Какой-то неуловимой жутью повеяло от слов деда. В отдаленном обвале камней арагвинцам слышался гулкий топот краснохвостого коня. Они невольно примолкли, а чернолицый отодвинул рогатку, пропустил арбу и трижды плюнул ей вслед.
То ли солнце сегодня проспало, то ли дед Димитрия слишком рано встал, но только он не мог понять, почему не видит своей тени. Это и беспокоило и смешило. «Всю жизнь дружили, — размышлял дед, — и вдруг убежала. Что ж, живые люди разбежались, а тень даже неизвестно из чего сделана». — Он хотел еще поразмышлять о непостоянстве тени, но… — надо спешить, пока все спят. Спешить? Зачем? Разве годы не унесли былое? Или время не изменило, как хотело, людей? Пусть так, но там, где в очаге хоть уголек тлеет, там не гаснет память.
Старый дом Георгия Саакадзе! Сколько городов в развалины превращено! Сколько деревень погребено под пеплом! А он по-прежнему крепко стоит на краю обрыва. Правда, дом несколько осел, словно врос в землю, и болтается на заржавленном гвозде сорванная ставня, напоминая подбитое птичье крыло; тропинка у входа заросла бурьяном, в густой траве валяется цепь очага, а на калитке разбитый белый кувшин ощерился, как череп.
Громко об этом не говорят, но ностевцы избегают проходить мимо. Здесь оранжевый черт некогда повадился ужин себе готовить. Только на что рогатому очаг? Цепь клыками перегрыз и выкинул, — в красном котле на пылающей сере мясо варит.
Один лишь дед Димитрия знал, что когда-то оранжевым чертом прикинулся отец Эрасти, он-то и отвадил народ, не скупясь на серный дым, надеясь, что этот дом еще пригодится для тайных дел.
Сейчас, направляясь к старому очагу Саакадзе, дед одобрял себя за то, что решил сберечь ветхий дом, а не замок. Бедный дом с плакучей ивой у изгороди! Там в полутемном дарбази, а не в роскошной опочивальне замка, родился Георгий; и Шио, отец Георгия, родился там; и бабо Зара там жила. Сколько голосов отзвучало под низким потолком, где весной кружились ласточки, а в зимние вечера вился в поисках выхода то нетерпеливый, то медлительный ласковый дымок.

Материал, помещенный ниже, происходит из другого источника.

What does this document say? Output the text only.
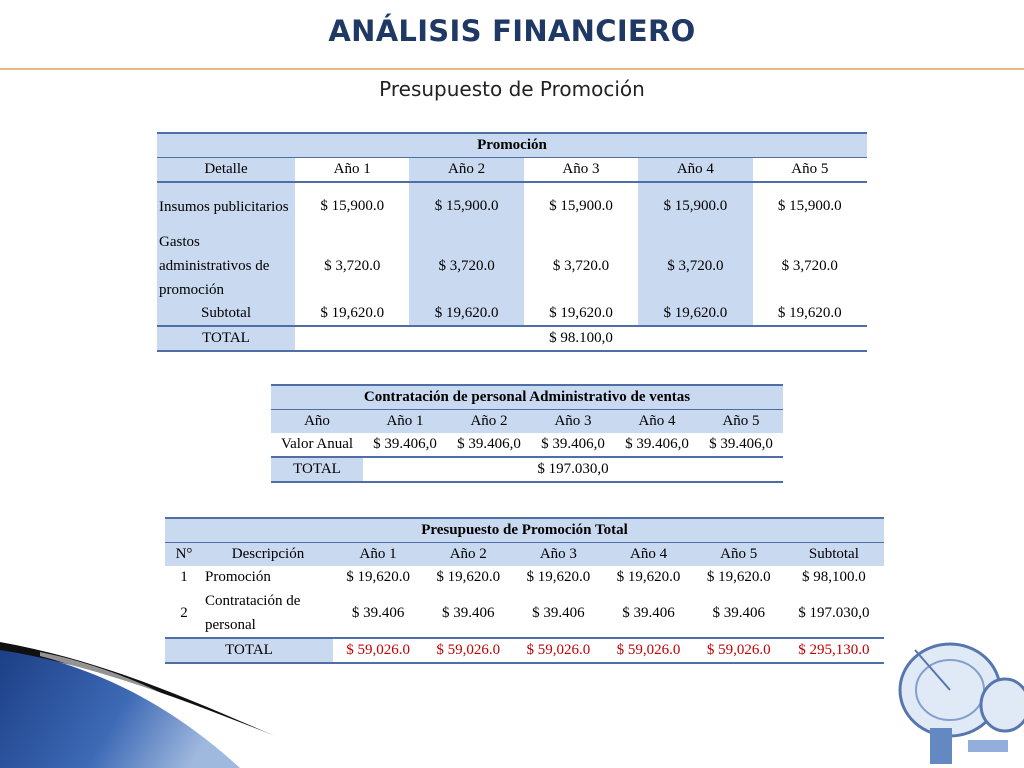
ANÁLISIS FINANCIERO
Presupuesto de Promoción
Promoción					
Detalle	Año 1	Año 2	Año 3	Año 4	Año 5
Insumos publicitarios	$ 15,900.0	$ 15,900.0	$ 15,900.0	$ 15,900.0	$ 15,900.0
Gastos administrativos de promoción	$ 3,720.0	$ 3,720.0	$ 3,720.0	$ 3,720.0	$ 3,720.0
Subtotal	$ 19,620.0	$ 19,620.0	$ 19,620.0	$ 19,620.0	$ 19,620.0
TOTAL	$ 98.100,0				
Contratación de personal Administrativo de ventas					
Año	Año 1	Año 2	Año 3	Año 4	Año 5
Valor Anual	$ 39.406,0	$ 39.406,0	$ 39.406,0	$ 39.406,0	$ 39.406,0
TOTAL	$ 197.030,0				
Presupuesto de Promoción Total							
N°	Descripción	Año 1	Año 2	Año 3	Año 4	Año 5	Subtotal
1	Promoción	$ 19,620.0	$ 19,620.0	$ 19,620.0	$ 19,620.0	$ 19,620.0	$ 98,100.0
2	Contratación de personal	$ 39.406	$ 39.406	$ 39.406	$ 39.406	$ 39.406	$ 197.030,0
TOTAL		$ 59,026.0	$ 59,026.0	$ 59,026.0	$ 59,026.0	$ 59,026.0	$ 295,130.0
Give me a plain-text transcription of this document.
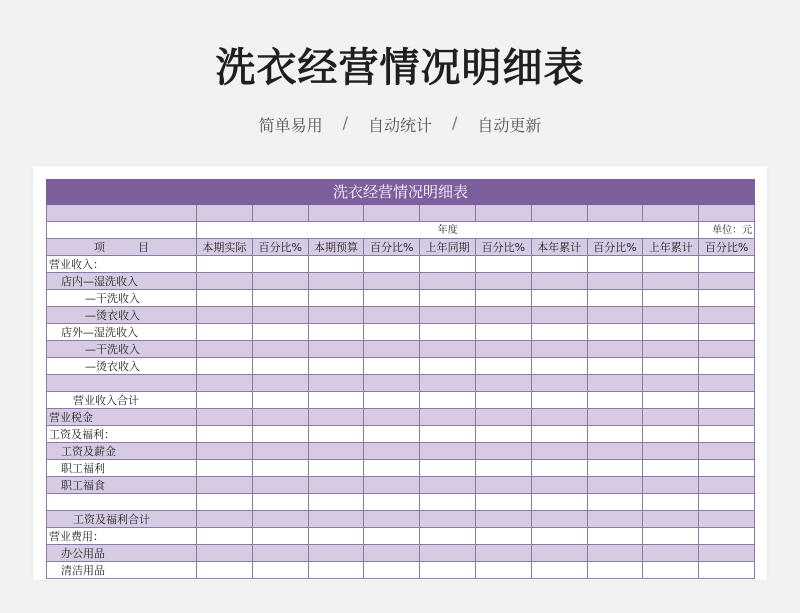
洗衣经营情况明细表
简单易用 / 自动统计 / 自动更新
洗衣经营情况明细表										

	年度									单位：元
项　　　目	本期实际	百分比%	本期预算	百分比%	上年同期	百分比%	本年累计	百分比%	上年累计	百分比%
营业收入：										
店内—湿洗收入										
—干洗收入										
—烫衣收入										
店外—湿洗收入										
—干洗收入										
—烫衣收入										

营业收入合计										
营业税金										
工资及福利：										
工资及薪金										
职工福利										
职工福食										

工资及福利合计										
营业费用：										
办公用品										
清洁用品										
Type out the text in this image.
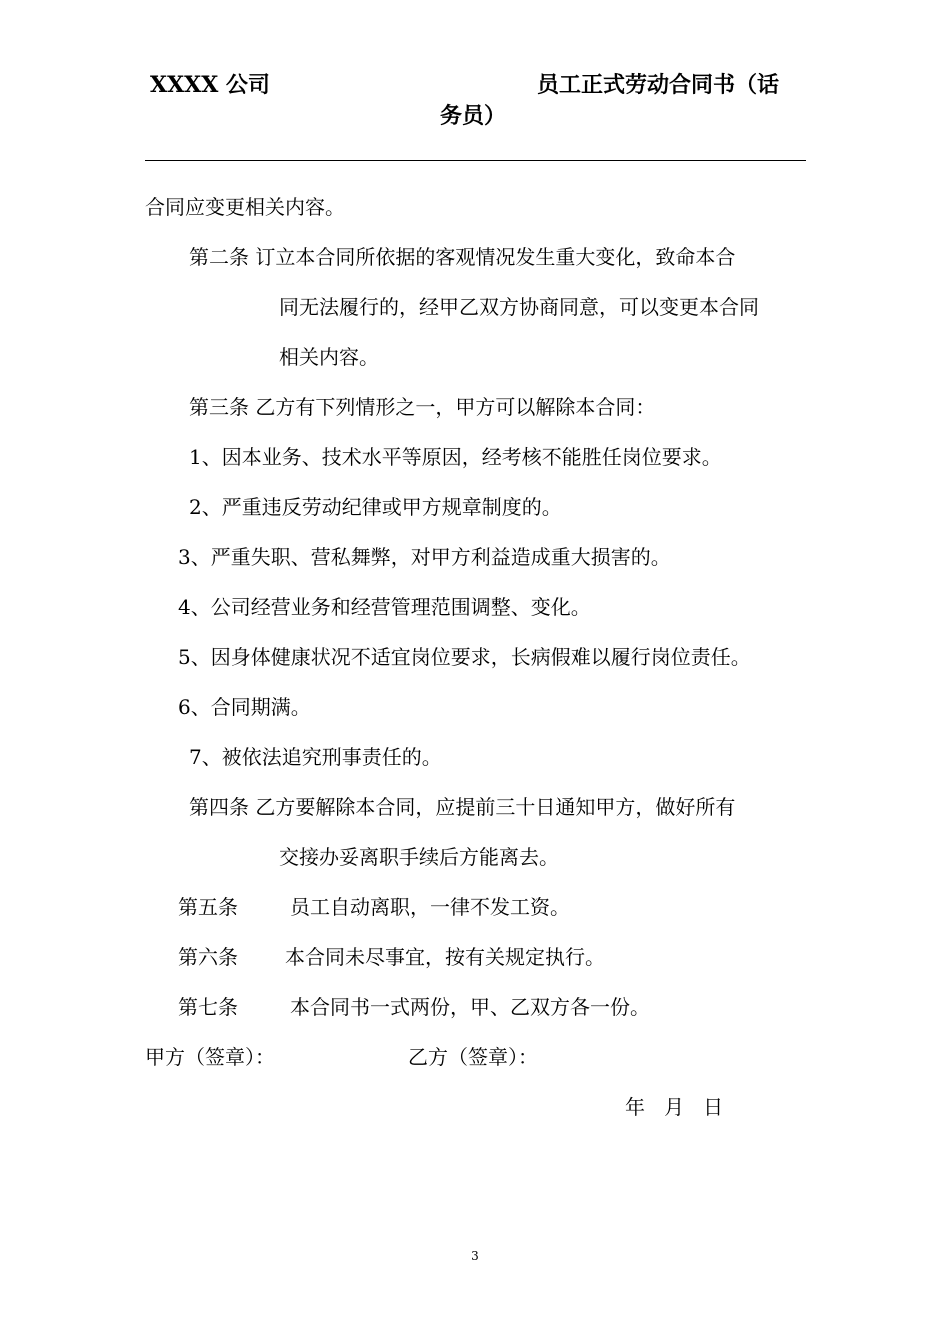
XXXX 公司	员工正式劳动合同书（话
务员）
合同应变更相关内容。
第二条 订立本合同所依据的客观情况发生重大变化，致命本合
同无法履行的，经甲乙双方协商同意，可以变更本合同
相关内容。
第三条 乙方有下列情形之一，甲方可以解除本合同：
1、因本业务、技术水平等原因，经考核不能胜任岗位要求。
2、严重违反劳动纪律或甲方规章制度的。
3、严重失职、营私舞弊，对甲方利益造成重大损害的。
4、公司经营业务和经营管理范围调整、变化。
5、因身体健康状况不适宜岗位要求，长病假难以履行岗位责任。
6、合同期满。
7、被依法追究刑事责任的。
第四条 乙方要解除本合同，应提前三十日通知甲方，做好所有
交接办妥离职手续后方能离去。
第五条	员工自动离职，一律不发工资。
第六条 本合同未尽事宜，按有关规定执行。
第七条	本合同书一式两份，甲、乙双方各一份。
甲方（签章）：	乙方（签章）：
年   月   日
3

И потом — как уберечь замок? Расположились в нем, как в своем логове, головорезы Зураба, горланят, возносят роги, пьют так, что дождю завидно. Не в добрый час вспомнят о старом доме, разнесут в щепы, подожгут, пеплом развеют, глумясь над тем, что дорого каждому ностевцу. Но близок огненный конь с красным хвостом, — не приближайтесь к тем стенам, где затаилось солнечное зерно!

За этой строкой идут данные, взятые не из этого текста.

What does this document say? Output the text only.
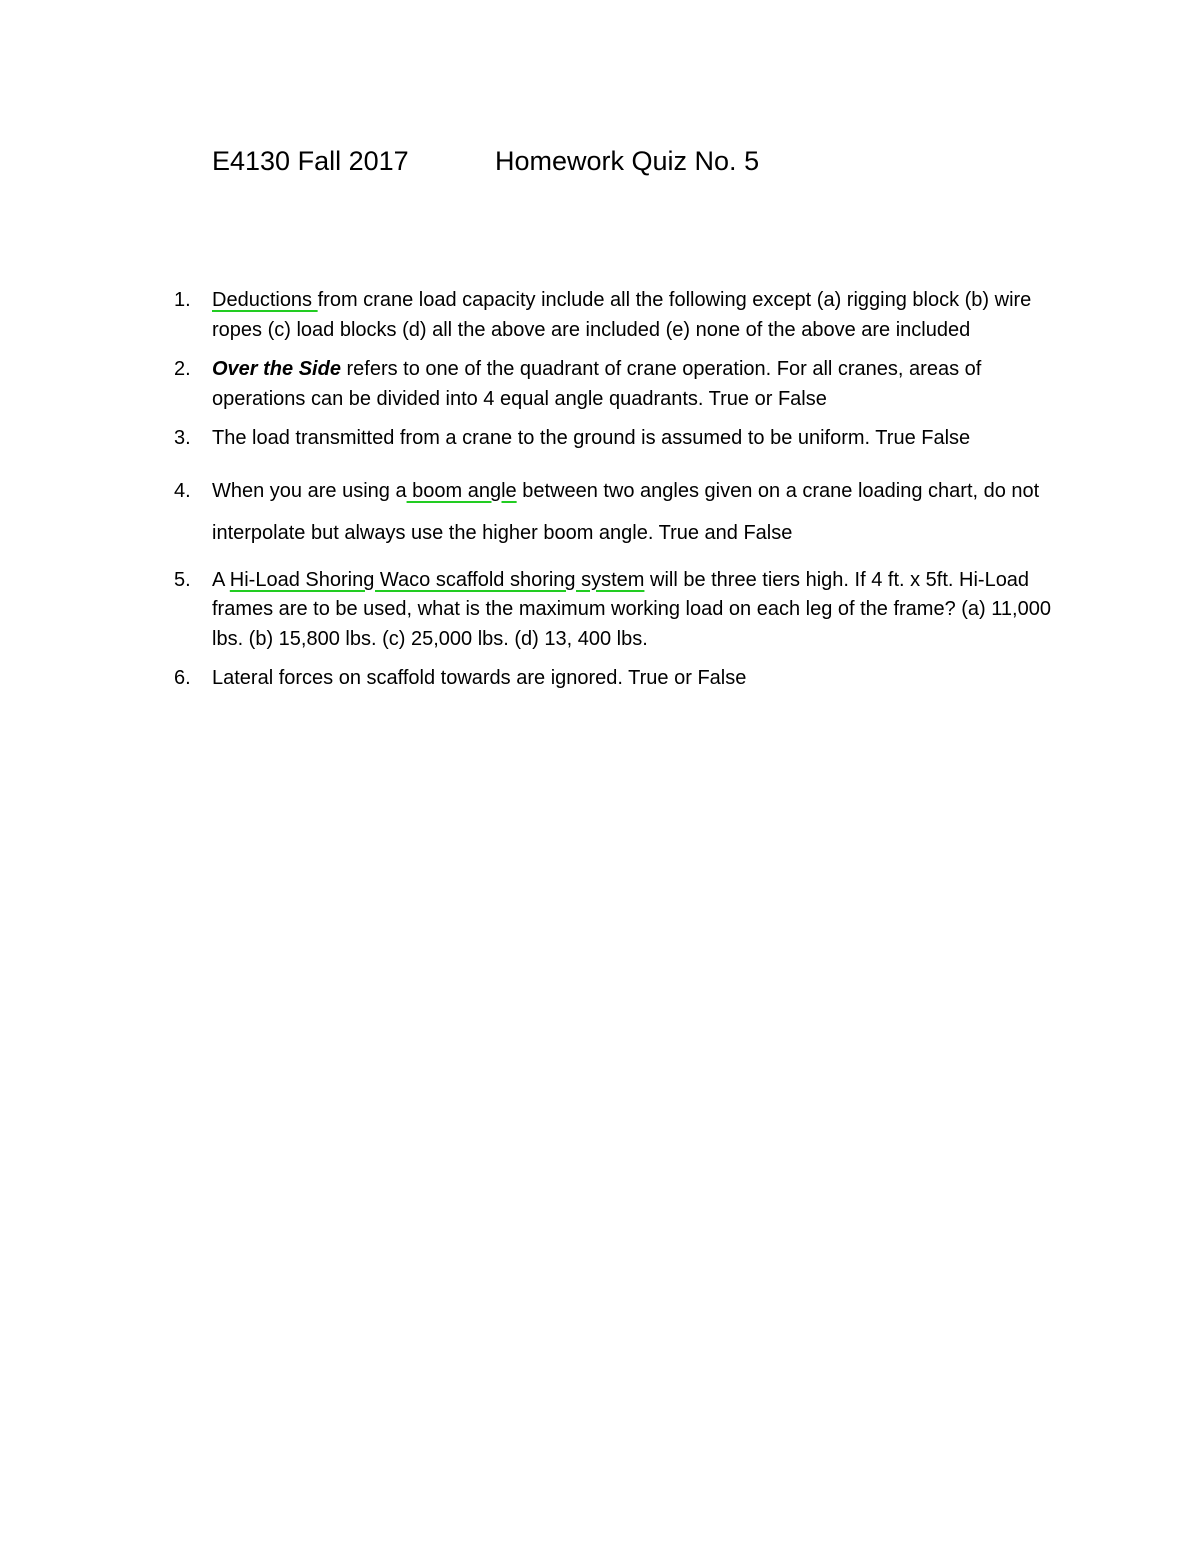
E4130 Fall 2017	Homework Quiz No. 5
1. Deductions from crane load capacity include all the following except (a) rigging block (b) wire ropes (c) load blocks (d) all the above are included (e) none of the above are included
2. Over the Side refers to one of the quadrant of crane operation. For all cranes, areas of operations can be divided into 4 equal angle quadrants. True or False
3. The load transmitted from a crane to the ground is assumed to be uniform. True False
4. When you are using a boom angle between two angles given on a crane loading chart, do not interpolate but always use the higher boom angle. True and False
5. A Hi-Load Shoring Waco scaffold shoring system will be three tiers high. If 4 ft. x 5ft. Hi-Load frames are to be used, what is the maximum working load on each leg of the frame? (a) 11,000 lbs. (b) 15,800 lbs. (c) 25,000 lbs. (d) 13, 400 lbs.
6. Lateral forces on scaffold towards are ignored. True or False
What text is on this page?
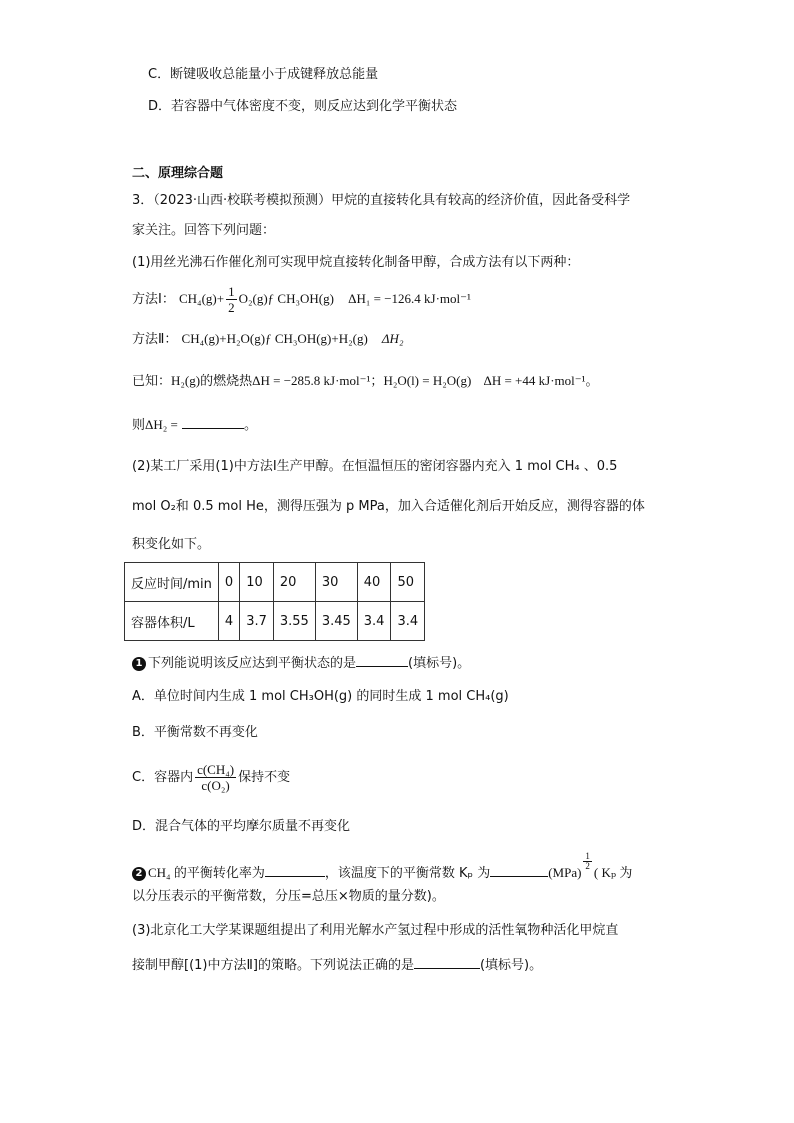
C．断键吸收总能量小于成键释放总能量
D．若容器中气体密度不变，则反应达到化学平衡状态
二、原理综合题
3．（2023·山西·校联考模拟预测）甲烷的直接转化具有较高的经济价值，因此备受科学
家关注。回答下列问题：
(1)用丝光沸石作催化剂可实现甲烷直接转化制备甲醇，合成方法有以下两种：
方法Ⅰ： $CH_4(g)+ \frac{1}{2}$ O₂(g)ƒ CH₃OH(g) ΔH₁ = −126.4 kJ·mol⁻¹
方法Ⅱ： CH₄(g)+H₂O(g)ƒ CH₃OH(g)+H₂(g) ΔH₂
已知：H₂(g)的燃烧热ΔH = −285.8 kJ·mol⁻¹；H₂O(l) = H₂O(g) ΔH = +44 kJ·mol⁻¹。
则ΔH₂ =	。
(2)某工厂采用(1)中方法Ⅰ生产甲醇。在恒温恒压的密闭容器内充入 1 mol CH₄ 、0.5
mol O₂和 0.5 mol He，测得压强为 p MPa，加入合适催化剂后开始反应，测得容器的体
积变化如下。
反应时间/min	0	10	20	30	40	50
容器体积/L	4	3.7	3.55	3.45	3.4	3.4
1 下列能说明该反应达到平衡状态的是	(填标号)。
A．单位时间内生成 1 mol CH₃OH(g) 的同时生成 1 mol CH₄(g)
B．平衡常数不再变化
C．容器内 $\frac{\text{c(CH₄)}}{\text{c(O₂)}}$ 保持不变
D．混合气体的平均摩尔质量不再变化
2 CH₄ 的平衡转化率为	，该温度下的平衡常数 Kₚ 为	(MPa)
$\frac{1}{2}$
( Kₚ 为
以分压表示的平衡常数，分压=总压×物质的量分数)。
(3)北京化工大学某课题组提出了利用光解水产氢过程中形成的活性氧物种活化甲烷直
接制甲醇[(1)中方法Ⅱ]的策略。下列说法正确的是	(填标号)。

Так размышлял дед. И как только пришли арагвинцы, он решил: «Змея пестрая снаружи, а приспешники арагвинского владетеля — внутри. Ждать не придется». Угадал дед: еще кони были в мыле, еще не все всадники сбросили мохнатые бурки, а уже многие из них принялись хозяйничать сообразно с приказанием князя Зураба.

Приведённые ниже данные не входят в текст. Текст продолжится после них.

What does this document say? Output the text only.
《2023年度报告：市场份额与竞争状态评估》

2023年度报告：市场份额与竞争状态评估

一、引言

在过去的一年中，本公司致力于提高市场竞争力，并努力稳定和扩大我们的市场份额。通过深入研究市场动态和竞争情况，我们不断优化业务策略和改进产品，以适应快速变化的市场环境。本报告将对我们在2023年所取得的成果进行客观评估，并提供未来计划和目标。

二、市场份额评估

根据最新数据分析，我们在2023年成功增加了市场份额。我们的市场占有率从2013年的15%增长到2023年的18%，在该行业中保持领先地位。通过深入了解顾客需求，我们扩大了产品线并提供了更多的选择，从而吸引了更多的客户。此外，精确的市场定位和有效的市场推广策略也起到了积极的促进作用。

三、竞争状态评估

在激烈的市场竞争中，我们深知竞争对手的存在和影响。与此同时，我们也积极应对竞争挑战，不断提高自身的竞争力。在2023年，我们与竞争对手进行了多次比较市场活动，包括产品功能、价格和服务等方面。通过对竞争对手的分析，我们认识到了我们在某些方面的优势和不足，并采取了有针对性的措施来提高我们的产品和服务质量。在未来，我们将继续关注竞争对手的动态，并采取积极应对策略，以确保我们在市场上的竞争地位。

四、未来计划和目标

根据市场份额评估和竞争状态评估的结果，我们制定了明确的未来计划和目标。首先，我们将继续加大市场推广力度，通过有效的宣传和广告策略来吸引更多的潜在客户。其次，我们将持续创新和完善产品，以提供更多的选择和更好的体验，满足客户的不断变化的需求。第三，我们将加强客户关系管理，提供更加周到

"Раньше, когда сиятельный Палавандишвили доброту собачью проявил, еще можно было очаг каждый день зажигать, — сетовал дед, стараясь держаться затененных изгородей, — а теперь? Кстати о собаке вспомнил: почему Зураб Эристави вместо Палавандишвили прислал в Носте волку подобного ананурского азнаура? Еще бы такого не прислать! Всех проклятый раздел, как перед пасхой в бане. На этом тоже не успокоился, что ни пятница — шарят по всем домишкам арагвинцы и каждый понедельник принимают за пятницу — и опять шарят. Увы нам! Если кто и может лобио или харчо сварить, все равно очаг не разжигает, боится: арагвинцев дым притянет. На мангалах пища в котле, а одеяло рядом: если шаги головорезов заслышат, сразу прикрывают, чтоб запах не выдал. Как-то прадед Матарса припомнил: «Княгиня Нато пообещалась сберечь замок дочери». Хорошо сберегла! Все же народ решил послать выборных: пусть вместе с поклоном передадут жалобу. Поклонились, передали. Едва дослушав, княгиня Нато гневно воскликнула: «Вы, лентяи, привыкли добротой моей дочери пользоваться, поэтому не работали, а только ели. Теперь не время услаждать чрево, пусть рот отдыхает, а руки не спят. Надо совесть иметь!»
И сейчас, вспоминая о жестокосердии арагвской владетельницы, дед негодует: «А свою совесть где держит? Должна знать, что без еды работа похожа на дохлую муху!»
И хотя дед Димитрия приходил сюда украдкой, но сейчас в сердцах рванул дверь и вошел в дарбази. Из серой мглы, как призраки былого, выступали странные обветшалые вещи. Дед упорно не хотел замечать разрушения дома. Время могло таять, как южный склон ледника, — но не прошлое, без которого угасла бы последняя надежда. Пусть еще больше почернел серединный столб, поддерживающий закоптелый потолок, пусть медный таз покрылся зеленой плесенью, пусть потускнели паласы на тахтах, но они существовали и тем самым не давали восторжествовать забвению. Наперекор времени стоял этот покосившийся дом, ожидая возвращения воина, возвеличившего его простые серые камни.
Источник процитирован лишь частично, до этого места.